Cette recherche d’équilibre fait appel à des programmes ambitieux d’investissements pour doter les régions des infrastructures, équipements et services publics nécessaires à rehausser l’attractivité et la compétitivité des territoires régionaux et ainsi répondre aux besoins et attentes des entreprises, des travailleurs et des familles vivant dans ces territoires, ou provenant des grands centres, susceptibles de faire le choix de s’y établir.

L’enjeu c’est de rééquilibrer la répartition des activités et le dynamisme territorial, Autrement dit, avoir des politiques territoriales qui favorisent une prospérité irriguant l’ensemble des régions plutôt que de concentrer celle-ci sur deux pôles métropolitains qui vampirisent et assèchent le reste du territoire. Et, comme on l’a vu plus haut, les évolutions en cours permettent plus que jamais d’entretenir, avec réalisme, de telles ambitions.

« La ruralité moderne -et les petites villes- est une contribution à un nouveau modèle de vivre ensemble qui promeut une action continue en faveur de deux courants amorcés qu’il faut développer : la réhumanisation des villes et la revitalisation des campagnes. » Edgar Morin

10. Favoriser un modèle polycentrique : les MRC, pivots du développement régional durable

Prenant en compte les révolutions technologique, numérique, économique et écologique en cours, qui « autorisent » désormais l’installation d’entreprises, de travailleurs salariés et indépendants et de familles hors des grands centres urbains, les théories actuelles d'aménagement du territoire préconisent des approches qui tendent à plus d’égalité des chances et de justice sociale par l'équilibre entre métropoles et territoires, entre centre et périphérie. Dans cette optique, les pôles secondaires en région recevront une attention particulière.

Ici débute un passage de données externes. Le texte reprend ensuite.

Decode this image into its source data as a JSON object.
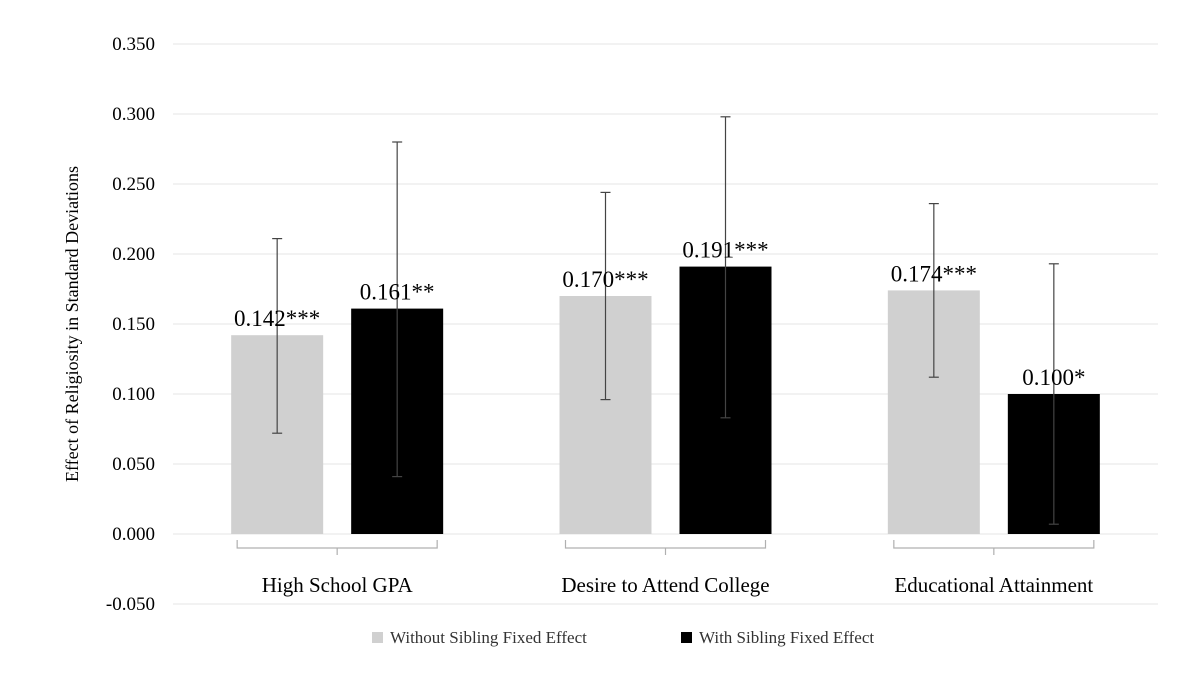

Un objectif fort de la vision gouvernementale serait de faire des MRC, redéfinies et consolidées, des bassins de vie et d'emploi dynamiques, lieux attractifs et viables pour les entreprises, les travailleurs et les familles, dans toutes les régions du Québec.

En plus de contribuer à la lutte aux disparités régionales par un meilleur équilibre dans la répartition spatiale de la population et de la capacité productive, le scénario d’un développement territorial polycentrique servirait les objectifs du développement durable. La consolidation et la promotion d’un réseau de villes moyennes en régions complété par un maillage de petites villes et de villages dotées adéquatement des infrastructures de mobilité et des services publics modernes, en est la clé.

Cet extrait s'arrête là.